El general Lew Wallace, gobernador de New Mexico y autor de la novela "Ben-Hur: A Tale of the Christ"
El general Lew Wallace, gobernador de New Mexico y autor de la novela «Ben-Hur: A Tale of the Christ» (foto: DP)

Los propios habitantes de Nuevo México no eran demasiado felices contemplando el caos en Lincoln. La capìtal del estado —Santa Fe, que era una de las ciudades más antiguas del país— contaba con un sector periodístico muy activo, cuyas informaciones sobre corrupción y un constante silbido de balas estaban atrayendo la atención nacional. Bien pudo comprobarlo Samuel B. Axtell, gobernador y protector de los caciques de Lincoln, que había hartado a diversos sectores de la sociedad por culpa de su personalidad obtusa y dictatorial, de sus contactos mafiosos y, cómo no, de su total incapacidad para pacificar el avispero en que se había convertido el condado de Lincoln. Los periódicos de Santa Fe hicieron del gobernador Axtell el blanco de sus iras, destapando muchas de las corruptelas en las que andaba mezclado, y la onda expansiva del escándalo no tardó en llegar incluso a la Casa Blanca. El presidente estadounidense Rutherford B. Hayes —aunque pertenecía también al Partido Republicano, como Axtell— difícilmente podía tolerar un foco semejante de inestabilidad y barahúnda en el país, así que ordenó a su secretario de Interior que dirigiese una investigación sobre el gobernador de Nuevo México. El secretario Carl Schurz se aplicó a ello con determinación germánica: era un inmigrante alemán, de pasado revolucionario, que tras haberse naturalizado estadounidense ocupó importantes puestos en el Senado o incluso fue embajador estadounidense en España (se dice que convenció a nuestro Gobierno para que no apoyase la causa confederada durante la guerra civil). La investigación de Schurz fue rápida y eficaz. Tanto, que Samuel B. Axtell se vio forzado a abandonar su puesto. Se designó a un nuevo gobernador, el general Lew Wallace, sobre quien recayó la difícil tarea de intentar pacificar Lincoln, aunque hoy es internacionalmente famoso por haber sido el autor de la novela Ben-Hur: A Tale of the Christ, que estaba escribiendo justo durante aquellos días y cuya adaptación cinematográfica fue una de las películas más laureadas de todos los tiempos.
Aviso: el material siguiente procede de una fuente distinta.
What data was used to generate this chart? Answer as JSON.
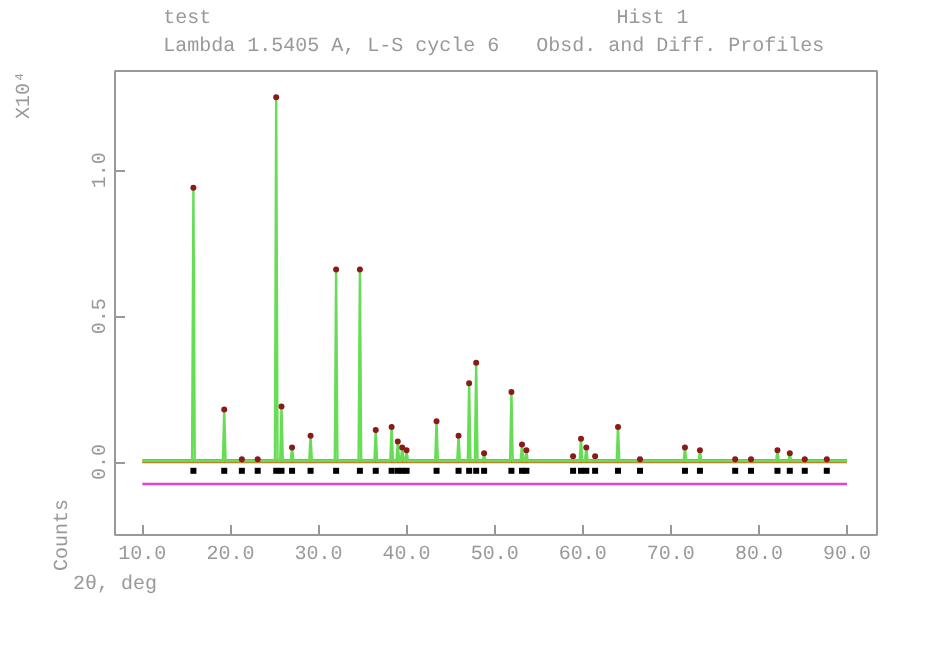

Wallace entendió al instante que el hecho de que la guerra entre bandas en Lincoln se considerase finalizada no significaba que la paz estuviese garantizada. Los Reguladores habían perdido el conflicto, sí, y sus escasos miembros supervivientes, aislados, deambulaban por el territorio escondiéndose donde podían y sabiéndose perseguidos por agentes de la ley, pistoleros a sueldo de sus enemigos e incluso militares. Pero el gobernador suponía, y con razón, que aquella situación desesperada hacía de los Reguladores hombres peligrosos y que en cuanto se sintiesen acorralados responderían con violencia. Lo último que deseaba el nuevo gobernador era ver más noticias de muertes en las páginas de los periódicos, así que tomó una medida atrevida, para muchos discutible, pero que en la teoría prometía ser eficaz: proclamó una amnistía para los involucrados en la guerra de Lincoln. Quienes abandonasen definitivamente la violencia no serían perseguidos por actos que hubiesen podido cometer durante el conflicto, excepto en aquellos casos donde se hubiese iniciado ya una causa penal antes de promulgarse dicha amnistía. Lo cual, en esencia, significaba que el perdón resultaba inaplicable para Billy el Niño, que ya tenía una acusación judicial en marcha por el asesinato del sheriff William Brady.

La tregua que duró unas horas

Billy llevaba varios meses deambulando junto a lo poco que quedaba de los Reguladores, tratando de que sus perseguidores no le diesen caza. Era aquella una existencia agotadora y angustiosa. Habían huido de Lincoln a pie, en pleno julio, durante lo peor de verano de Nuevo México. Después consiguieron hacerse con varios caballos con los que seguir su camino, pero aunque recibían la ocasional ayuda de los habitantes de la región, se vieron obligados a continuar robando caballos para venderlos y poder así sobrevivir. Billy, a su pesar, estaba de nuevo viviendo como un forajido.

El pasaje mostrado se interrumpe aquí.